Session: Game; Time*; Matchup^{#}; Television; Score; attendance
First round - Thursday, March 8
1: 1; 11:30am; No. 8 Iowa vs. No. 9 Illinois; BTN; 64–61; 17,936
2: 2:00pm; No. 5 Indiana vs. No. 12 Penn State; BTN; 75–58; 17,936
2: 3; 5:30pm; No. 7 Northwestern vs. No. 10 Minnesota; ESPN2; 75–68 OT; 17,257
4: 8:00pm; No. 6 Purdue vs. No. 11 Nebraska; ESPN2; 79–61; 17,257
Quarterfinals - Friday, March 9
3: 5; 12:00pm; No. 1 Michigan State vs. No. 8 Iowa; ESPN; 92–75; 18,484
6: 2:30pm; No. 4 Wisconsin vs. No. 5 Indiana; ESPN; 79–71; 18,484
4: 7; 6:30pm; No. 2 Michigan vs. No. 10 Minnesota; BTN; 73–69 OT; 18,484
8: 9:00pm; No. 3 Ohio State vs. No. 6 Purdue; BTN; 88–71; 18,484
Semifinals - Saturday, March 10
5: 9; 1:40pm; No. 1 Michigan State vs. No. 4 Wisconsin; CBS; 65–52; 18,451
10: 4:05pm; No. 2 Michigan vs. No. 3 Ohio State; CBS; 77–55; 18,451
Championship - Sunday, March 11
6: 11; 3:30pm; No. 1 Michigan State vs. No. 3 Ohio State; CBS; 68–64; 17,125
*Game times in Eastern Time. #-Rankings denote tournament seeding.

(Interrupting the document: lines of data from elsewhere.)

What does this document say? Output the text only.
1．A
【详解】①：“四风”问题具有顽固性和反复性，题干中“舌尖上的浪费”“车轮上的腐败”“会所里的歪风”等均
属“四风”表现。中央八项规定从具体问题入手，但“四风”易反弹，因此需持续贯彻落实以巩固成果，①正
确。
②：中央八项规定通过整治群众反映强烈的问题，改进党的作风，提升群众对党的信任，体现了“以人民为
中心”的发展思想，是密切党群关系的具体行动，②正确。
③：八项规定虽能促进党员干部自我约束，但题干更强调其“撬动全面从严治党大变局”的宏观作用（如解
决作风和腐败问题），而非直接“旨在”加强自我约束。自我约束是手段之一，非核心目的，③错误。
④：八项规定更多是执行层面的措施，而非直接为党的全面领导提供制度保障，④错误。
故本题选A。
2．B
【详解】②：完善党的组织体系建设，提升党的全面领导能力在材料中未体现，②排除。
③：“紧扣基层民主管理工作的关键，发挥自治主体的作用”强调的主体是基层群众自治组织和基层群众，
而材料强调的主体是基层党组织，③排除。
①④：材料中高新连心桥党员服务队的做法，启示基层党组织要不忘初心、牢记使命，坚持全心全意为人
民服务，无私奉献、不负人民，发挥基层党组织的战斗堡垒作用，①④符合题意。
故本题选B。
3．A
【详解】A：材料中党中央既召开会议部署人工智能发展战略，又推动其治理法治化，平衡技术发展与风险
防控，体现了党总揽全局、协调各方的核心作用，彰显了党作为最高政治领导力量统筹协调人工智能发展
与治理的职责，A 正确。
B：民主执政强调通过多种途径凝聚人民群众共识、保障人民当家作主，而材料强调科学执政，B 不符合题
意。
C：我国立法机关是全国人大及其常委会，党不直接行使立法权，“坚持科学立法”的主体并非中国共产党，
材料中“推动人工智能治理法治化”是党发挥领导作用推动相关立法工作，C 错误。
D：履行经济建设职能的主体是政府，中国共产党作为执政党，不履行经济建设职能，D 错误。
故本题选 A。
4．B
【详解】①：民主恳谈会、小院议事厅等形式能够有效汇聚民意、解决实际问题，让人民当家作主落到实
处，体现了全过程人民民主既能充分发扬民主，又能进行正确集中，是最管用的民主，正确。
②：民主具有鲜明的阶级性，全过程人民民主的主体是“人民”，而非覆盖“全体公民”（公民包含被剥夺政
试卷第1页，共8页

Attendance figures; Total Tournament Attendance:107,737

==Honors==

===All-Tournament Team===
- Draymond Green, Michigan State – Big Ten tournament Most Outstanding Player
- Brandon Wood, Michigan State
- Andre Hollins, Minnesota
- Jared Sullinger, Ohio State
- Deshaun Thomas, Ohio State

==Tournament notes==
- For the third year in a row, the No. 1 seed won the Big Ten tournament, but this would be the last time for years to come.
- There were only two upsets in this tournament, the biggest being No. 10 seed, Minnesota, over No. 7 seed, Northwestern.